California Attorney General Jerry Brown took a stunning step late today, filing documents (long pdf) with the state Supreme Court opposing Proposition 8, the Nov. 4 ballot initiative that invalidated same-sex marriage in California.
“Proposition 8 must be invalidated,” Brown said in a prepared statement, “because the amendment process cannot be used to extinguish fundamental constitutional rights without compelling justification.”
The 92-page brief was shocking in that the AG is normally obligated to follow the will of the people on ballot measures. Prop 8 passed with 52 percent of the popular vote. In taking his new position, Brown said opponents of Prop 8 were wrong that the measure was not an amendment, but rather a revision that required first passage by the state Legislature before being put to the voters.
More on the AG's argument after the jump.
“But the attorney general also believes,” Brown's office wrote, “that the initiative-amendment process does not encompass a power to abrogate fundamental constitutional rights without a compelling justification. He believes that Proposition 8 lacks such a justification as determined by the Supreme Court in the In re Marriage Cases and, therefore, deprives persons of basic liberty guaranteed” by the state Constitution.
Brown also made the point that the state Supreme Court in May determined that gays and lesbians were a suspect class and that the court’s strict scrutiny analysis is appropriate to consider when harmonizing the power of the initiative with the “inalienable” rights guaranteed in the state Constitution.
“The use of the initiative power to take away a legal right deemed by this court to be fundamental and from a group defined as a suspect classification,” he wrote, “is a matter of grave concern.”
Prop 8 proponents ProtectMarriage.com also filed their brief (pdf) today, arguing that the initiative was in no way an illegal revision, but represents the will of a clear majority of Californians.
“Petitioners’ challenge depends on characterizing Proposition 8 as a radical departure from the fundamental principles of the California Constitution,” the brief stated. “But that portrayal is wildly wrong. Proposition 8 is limited in nature and effect. It does nothing more than restore the definition of marriage to what it was and always had been under California law before June 16, 2008 — and to what the people had repeatedly willed that it be throughout California’s history.”
ProtectMarriage.com attorney Andrew Pugno could not be reached late today for comment on the AG’s office’s position. The organization also announced Friday that Pepperdine Law School Dean Kenneth Starr will argue its position before the state high court.
Gay-rights proponents reacted to the AG’s brief with caution.
San Francisco City Attorney Therese Stewart called the AG’s stand “an interesting take.” She added in an e-mail that “the state agrees with us that Prop 8 cannot stand.

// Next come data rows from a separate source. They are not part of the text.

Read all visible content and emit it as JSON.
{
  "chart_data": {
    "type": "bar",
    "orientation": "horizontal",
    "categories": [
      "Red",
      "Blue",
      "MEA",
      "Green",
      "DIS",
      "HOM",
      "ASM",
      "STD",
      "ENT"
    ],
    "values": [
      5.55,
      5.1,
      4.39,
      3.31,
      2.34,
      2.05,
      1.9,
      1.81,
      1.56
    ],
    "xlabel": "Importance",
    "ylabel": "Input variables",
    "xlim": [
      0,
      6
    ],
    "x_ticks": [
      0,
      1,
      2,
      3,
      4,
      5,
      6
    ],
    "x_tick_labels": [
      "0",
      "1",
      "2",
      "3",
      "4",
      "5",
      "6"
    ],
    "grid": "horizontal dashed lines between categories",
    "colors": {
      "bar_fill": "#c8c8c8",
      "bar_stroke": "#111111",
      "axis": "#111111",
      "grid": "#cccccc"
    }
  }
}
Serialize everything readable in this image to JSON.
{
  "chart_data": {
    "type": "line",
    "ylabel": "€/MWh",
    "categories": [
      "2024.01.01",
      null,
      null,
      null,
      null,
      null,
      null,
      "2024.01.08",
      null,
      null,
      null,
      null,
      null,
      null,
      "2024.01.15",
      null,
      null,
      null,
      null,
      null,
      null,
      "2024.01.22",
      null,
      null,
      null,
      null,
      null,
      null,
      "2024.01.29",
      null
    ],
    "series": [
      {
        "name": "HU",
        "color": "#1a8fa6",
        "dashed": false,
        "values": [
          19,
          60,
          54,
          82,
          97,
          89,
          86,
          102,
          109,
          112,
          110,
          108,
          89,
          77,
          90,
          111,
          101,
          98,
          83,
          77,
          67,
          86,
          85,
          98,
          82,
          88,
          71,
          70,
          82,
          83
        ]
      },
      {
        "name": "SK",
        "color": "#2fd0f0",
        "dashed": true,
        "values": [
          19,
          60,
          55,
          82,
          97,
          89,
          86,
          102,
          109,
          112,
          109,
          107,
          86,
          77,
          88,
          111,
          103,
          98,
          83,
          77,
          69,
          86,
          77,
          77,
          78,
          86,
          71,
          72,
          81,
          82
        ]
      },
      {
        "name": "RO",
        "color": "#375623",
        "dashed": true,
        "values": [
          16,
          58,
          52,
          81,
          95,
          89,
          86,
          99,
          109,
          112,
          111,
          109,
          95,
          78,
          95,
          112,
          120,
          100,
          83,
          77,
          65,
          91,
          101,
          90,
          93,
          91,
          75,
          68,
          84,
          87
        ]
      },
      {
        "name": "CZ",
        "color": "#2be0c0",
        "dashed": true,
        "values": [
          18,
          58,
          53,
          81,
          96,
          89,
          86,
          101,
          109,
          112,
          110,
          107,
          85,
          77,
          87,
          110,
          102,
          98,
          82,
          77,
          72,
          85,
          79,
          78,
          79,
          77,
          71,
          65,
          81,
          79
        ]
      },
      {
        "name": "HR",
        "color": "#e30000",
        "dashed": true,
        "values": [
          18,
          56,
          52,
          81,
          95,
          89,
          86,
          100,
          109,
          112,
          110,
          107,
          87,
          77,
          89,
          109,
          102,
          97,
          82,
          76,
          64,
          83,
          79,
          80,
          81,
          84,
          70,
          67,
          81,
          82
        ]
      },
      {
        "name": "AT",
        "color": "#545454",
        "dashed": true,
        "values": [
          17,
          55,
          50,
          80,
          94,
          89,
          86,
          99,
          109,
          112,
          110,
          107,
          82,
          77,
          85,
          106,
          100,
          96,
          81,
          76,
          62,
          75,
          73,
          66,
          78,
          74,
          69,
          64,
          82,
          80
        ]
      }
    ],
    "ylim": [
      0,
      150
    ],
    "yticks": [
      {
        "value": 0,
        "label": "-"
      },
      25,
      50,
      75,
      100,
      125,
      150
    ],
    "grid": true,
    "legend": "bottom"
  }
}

And the state is, this time, correct.”
Shannon Minter, legal director of the San Francisco-based National Center for Lesbian Rights, simply agreed.
Jennifer Pizer, staff attorney for the Los Angeles branch of the Lambda Legal Defense and Education Fund, was more effusive.
“It’s a detailed legal analysis that will take careful study,” she said, “but the bottom line is that the attorney general has concluded that Proposition 8 is not valid, and the administration does not disagree.
“Both the AG and the administration agree,” she added, “that the 18,000 marriages remain valid. We haven’t digested the AG’s analysis, but we heartily concur in the bottom line.”
— Mike McKee


So the AG decides what or which cause or case he will defend or not defend when the State of California is challenged in court. Guess I need to read the job description. While I agree that the initiative should not have passed it did and the AG needs to do his job--whatever that is. . .me thinks his job is not to decide what a court ought to think; they have done that already.
Posted by: Jess Yanez | December 22, 2008 at 03:40 PM
Is anybody aware of another situation where the AG declined to defend a ballot measure?
Posted by: Scott Graham (Cal Law editor) | December 22, 2008 at 05:14 PM
The attorney general took an oath to uphold the state and federal constitutions. Should the AG defend a proposition that he reasonably believes is unconstitutional?